Graduate Program Overview
Programs of Study
The Sociology Program offers graduate work on the Logan campus leading to the MS and PhD degrees in Sociology. The MS program is also offered through distance learning. The Master's program in Sociology is focused on foundation courses in sociological theory, methodology, and a set of electives consistent with the student's career goals. At the PhD level, the Program offers three interdependent specialization areas: (1) Demography; (2) Environment & Community; and (3) Social Inequality. A basic underpinning of the Program's doctoral program is the integration of general sociological theory and methods into these areas of program strength.
Specialization Areas
Demography
Graduate coursework is provided in social demography, population theories and policy and demographic methods, as well as various special topic seminars.
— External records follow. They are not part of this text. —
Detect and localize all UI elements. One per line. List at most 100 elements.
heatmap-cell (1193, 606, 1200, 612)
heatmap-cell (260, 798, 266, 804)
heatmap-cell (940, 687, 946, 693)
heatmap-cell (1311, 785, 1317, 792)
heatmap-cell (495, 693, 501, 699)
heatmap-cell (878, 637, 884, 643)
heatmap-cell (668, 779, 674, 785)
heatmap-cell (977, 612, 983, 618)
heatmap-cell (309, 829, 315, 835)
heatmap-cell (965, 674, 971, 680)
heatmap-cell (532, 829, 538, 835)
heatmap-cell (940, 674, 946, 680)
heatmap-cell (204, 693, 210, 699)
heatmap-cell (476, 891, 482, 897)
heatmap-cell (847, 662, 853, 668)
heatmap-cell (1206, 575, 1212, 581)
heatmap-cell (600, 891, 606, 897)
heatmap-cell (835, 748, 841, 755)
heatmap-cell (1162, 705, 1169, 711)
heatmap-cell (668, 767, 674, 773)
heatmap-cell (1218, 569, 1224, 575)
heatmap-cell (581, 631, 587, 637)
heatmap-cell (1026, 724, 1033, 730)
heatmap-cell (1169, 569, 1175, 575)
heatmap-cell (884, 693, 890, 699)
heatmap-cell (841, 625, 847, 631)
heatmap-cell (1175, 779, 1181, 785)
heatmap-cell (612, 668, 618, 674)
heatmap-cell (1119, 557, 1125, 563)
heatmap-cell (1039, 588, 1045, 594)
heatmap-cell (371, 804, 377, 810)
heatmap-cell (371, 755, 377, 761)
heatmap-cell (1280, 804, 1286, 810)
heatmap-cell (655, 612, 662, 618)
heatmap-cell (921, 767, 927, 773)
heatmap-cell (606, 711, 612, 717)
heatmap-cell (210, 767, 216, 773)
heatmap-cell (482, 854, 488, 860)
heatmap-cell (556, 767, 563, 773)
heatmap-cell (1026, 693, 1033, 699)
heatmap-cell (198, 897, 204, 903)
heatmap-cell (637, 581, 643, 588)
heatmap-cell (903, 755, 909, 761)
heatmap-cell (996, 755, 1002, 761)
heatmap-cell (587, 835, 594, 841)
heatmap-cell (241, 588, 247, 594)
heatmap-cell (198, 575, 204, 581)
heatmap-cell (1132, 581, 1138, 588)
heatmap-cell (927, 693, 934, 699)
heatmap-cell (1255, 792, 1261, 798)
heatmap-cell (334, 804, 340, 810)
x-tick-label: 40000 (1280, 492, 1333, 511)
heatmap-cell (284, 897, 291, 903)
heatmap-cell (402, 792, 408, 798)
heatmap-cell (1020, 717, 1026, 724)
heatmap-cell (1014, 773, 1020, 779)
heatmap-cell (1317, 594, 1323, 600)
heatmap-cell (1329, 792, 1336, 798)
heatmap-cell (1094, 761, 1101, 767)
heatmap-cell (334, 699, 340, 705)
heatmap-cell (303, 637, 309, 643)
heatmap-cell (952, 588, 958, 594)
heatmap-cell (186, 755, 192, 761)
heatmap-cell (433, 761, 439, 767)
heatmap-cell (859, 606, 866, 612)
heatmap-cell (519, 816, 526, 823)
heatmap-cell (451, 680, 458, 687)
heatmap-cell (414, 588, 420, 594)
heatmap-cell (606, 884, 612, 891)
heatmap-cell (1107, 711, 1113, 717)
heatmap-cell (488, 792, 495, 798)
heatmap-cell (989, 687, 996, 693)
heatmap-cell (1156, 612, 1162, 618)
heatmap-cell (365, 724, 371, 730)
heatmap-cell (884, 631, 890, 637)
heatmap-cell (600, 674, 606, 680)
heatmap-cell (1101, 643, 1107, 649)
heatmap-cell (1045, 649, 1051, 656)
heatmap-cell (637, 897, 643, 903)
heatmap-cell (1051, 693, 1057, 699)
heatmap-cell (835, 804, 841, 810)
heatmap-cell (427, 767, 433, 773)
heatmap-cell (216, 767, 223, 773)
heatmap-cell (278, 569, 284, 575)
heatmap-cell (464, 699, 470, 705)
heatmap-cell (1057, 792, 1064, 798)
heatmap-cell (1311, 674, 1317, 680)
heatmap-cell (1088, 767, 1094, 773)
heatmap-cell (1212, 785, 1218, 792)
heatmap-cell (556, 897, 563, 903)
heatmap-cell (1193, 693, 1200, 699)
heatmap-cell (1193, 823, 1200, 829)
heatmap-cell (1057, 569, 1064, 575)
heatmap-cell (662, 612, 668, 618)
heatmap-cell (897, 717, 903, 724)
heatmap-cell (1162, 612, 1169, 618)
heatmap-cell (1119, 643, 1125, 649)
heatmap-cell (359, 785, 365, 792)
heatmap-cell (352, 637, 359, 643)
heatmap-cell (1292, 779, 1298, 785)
The orientation is twofold: (1) basic and policy-oriented research on sociological aspects of demographic structure and processes including migration, marriage and fertility, morbidity and mortality and technical demographic topics such as population estimates and projections; and, (2) the provision of demographic training to domestic and international students relevant to their respective settings. Research endeavors encompass a broad range of local, regional,
national, and international projects in the areas of health, migration and population redistribution, family demography, life course and aging, disability, population/environment interactions, labor force, and population estimates and projections.
Environment & Community
The faculty in this specialization maintain active research agendas in natural resource development and social change, global environmental change, coupled human and natural systems, natural resource dependency patterns, energy development, landscape and land use planning, community change and social well-being, public participation in environmental planning, social responses to hazardous technologies and other environmental risks, environmental equity and environmental justice concerns, public land management policies, linkages of environmental conditions with population change, applied community
development, and a variety of other natural resource policy and management issues. Our faculty members have extensive domestic and international experience examining rural community development, labor market restructuring, agrarian transformations, population and development, social movements, human-nature relationships, and land use changes. Faculty members are engaged in cooperative research ventures with faculty in many other disciplines, including engineering, natural resource sciences, applied economics, geography and other physical and social sciences. Graduate curriculum offerings are focused on the sociology of natural resources, environmental sociology, community sociology, public sociology, and historical sociology.
Social Inequality
The Social Inequality specialization allows graduate students to explore how states, policies, organizations and labor markets come together to create differing opportunities and outcomes for diverse groups within society, as well as across societies. Our faculty conduct research on gender, racial, ethnic, and class inequalities within the United States and other countries, as well as
comparative, cross-national research. Many important topics studied by faculty within our program – migration behavior, the effects of job quality on family stability and child well-being, health outcomes, environmental problems, labor market outcomes, the promotion of women and minorities to leadership positions, community development, etc. – are integrally linked to various forms and consequences of social inequality.